Ia menjelaskan bahwa proses kreatif dimulai dari kurasi lagu, sebelum akhirnya dikembangkan menjadi narasi cerita yang utuh untuk film Pulang Kampung.
"Jadi aku me-list dulu lagu-lagu Batak yang aku rasa kayaknya bagus untuk dimasukkan ke dalam filmnya. Setelah aku list lagu-lagunya baru aku memikirkan apa cerita yang cocok supaya lagu-lagu ini pas dengan adegannya gitu, baru akhirnya dipikirin konfliknya," ungkap Bene Dion.
Pastikan Hak Cipta dan Royalti Aman
Di tengah isu sensitif terkait hak cipta dan distribusi royalti musik di Tanah Air, pihak produksi memastikan seluruh penggunaan lagu dalam film ini telah melalui proses perizinan yang sesuai.Produser film Pulang Kampung, Dipa Andika, menegaskan bahwa pihaknya berkomitmen menjalankan seluruh proses secara legal dan transparan.
"Kalau ditanya terkait royalti, InsyaAllah semua sudah kita urus, dan memang kita pengennya semua berjalan dengan resmi gitu bukan yang colongan kita pakai," ungkap Dipa Andika, selaku produser film Pulang Kampung.
Ia juga menambahkan bahwa seluruh pemegang hak cipta akan mendapatkan haknya secara layak sesuai dengan koridor hukum yang telah berlaku saat ini.
"Kita maunya memang semua harus berjalan dengan resmi.
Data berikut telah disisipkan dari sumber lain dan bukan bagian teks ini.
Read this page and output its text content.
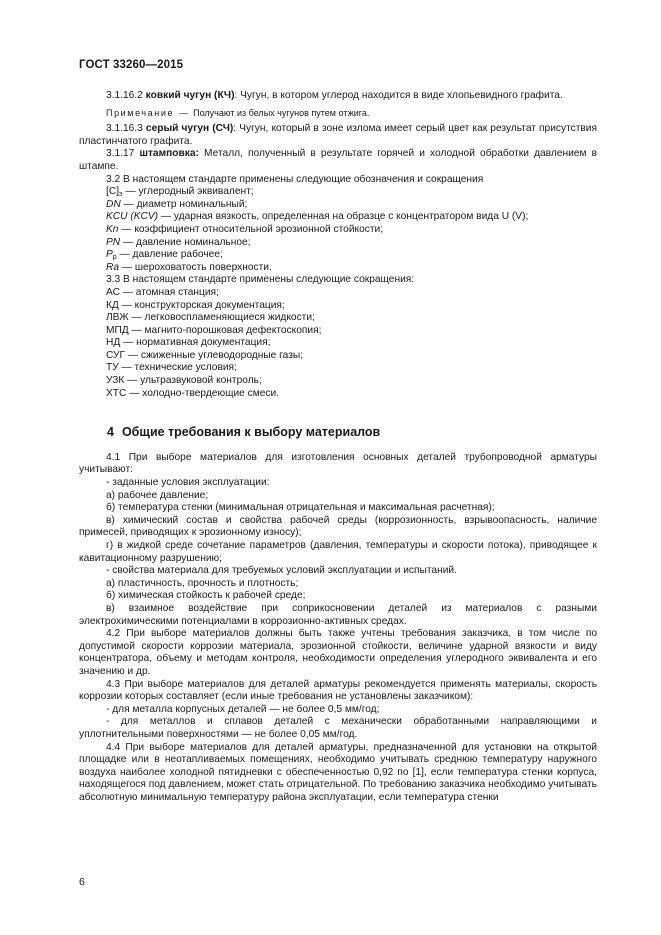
ГОСТ 33260—2015

3.1.16.2 ковкий чугун (КЧ): Чугун, в котором углерод находится в виде хлопьевидного графита.

Примечание — Получают из белых чугунов путем отжига.

3.1.16.3 серый чугун (СЧ): Чугун, который в зоне излома имеет серый цвет как результат присутствия пластинчатого графита.

3.1.17 штамповка: Металл, полученный в результате горячей и холодной обработки давлением в штампе.

3.2 В настоящем стандарте применены следующие обозначения и сокращения

$[C]_э$ — углеродный эквивалент;

DN — диаметр номинальный;

KCU (KCV) — ударная вязкость, определенная на образце с концентратором вида U (V);

Kn — коэффициент относительной эрозионной стойкости;

PN — давление номинальное;

$P_р$ — давление рабочее;

Ra — шероховатость поверхности.

3.3 В настоящем стандарте применены следующие сокращения:

АС — атомная станция;

КД — конструкторская документация;

ЛВЖ — легковоспламеняющиеся жидкости;

МПД — магнито-порошковая дефектоскопия;

НД — нормативная документация;

СУГ — сжиженные углеводородные газы;

ТУ — технические условия;

УЗК — ультразвуковой контроль;

ХТС — холодно-твердеющие смеси.

4 Общие требования к выбору материалов

4.1 При выборе материалов для изготовления основных деталей трубопроводной арматуры учитывают:

- заданные условия эксплуатации:

а) рабочее давление;

б) температура стенки (минимальная отрицательная и максимальная расчетная);

в) химический состав и свойства рабочей среды (коррозионность, взрывоопасность, наличие примесей, приводящих к эрозионному износу);

г) в жидкой среде сочетание параметров (давления, температуры и скорости потока), приводящее к кавитационному разрушению;

- свойства материала для требуемых условий эксплуатации и испытаний.

а) пластичность, прочность и плотность;

б) химическая стойкость к рабочей среде;

в) взаимное воздействие при соприкосновении деталей из материалов с разными электрохимическими потенциалами в коррозионно-активных средах.

4.2 При выборе материалов должны быть также учтены требования заказчика, в том числе по допустимой скорости коррозии материала, эрозионной стойкости, величине ударной вязкости и виду концентратора, объему и методам контроля, необходимости определения углеродного эквивалента и его значению и др.

4.3 При выборе материалов для деталей арматуры рекомендуется применять материалы, скорость коррозии которых составляет (если иные требования не установлены заказчиком):

- для металла корпусных деталей — не более 0,5 мм/год;

- для металлов и сплавов деталей с механически обработанными направляющими и уплотнительными поверхностями — не более 0,05 мм/год.

4.4 При выборе материалов для деталей арматуры, предназначенной для установки на открытой площадке или в неотапливаемых помещениях, необходимо учитывать среднюю температуру наружного воздуха наиболее холодной пятидневки с обеспеченностью 0,92 по [1], если температура стенки корпуса, находящегося под давлением, может стать отрицательной. По требованию заказчика необходимо учитывать абсолютную минимальную температуру района эксплуатации, если температура стенки

6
Kita ada hak ciptanya, dan semua (pemegang hak cipta) harus mendapatkan hak yang semestinya," tutup Dipa.
Sinopsis Film Pulang Kampung
Film Pulang Kampung berkisah tentang Daniel, seorang pemuda Batak kelahiran Jakarta, yang dipaksa menjadi calon legislatif (caleg) oleh orang tuanya untuk mewakili tanah kelahiran ayahnya, seorang pengacara sukses.Tapi ketika pulang kampung, ia justru jatuh cinta pada Uli, gadis lokal yang membantunya mempelajari tentang keindahan budaya tanah Batak.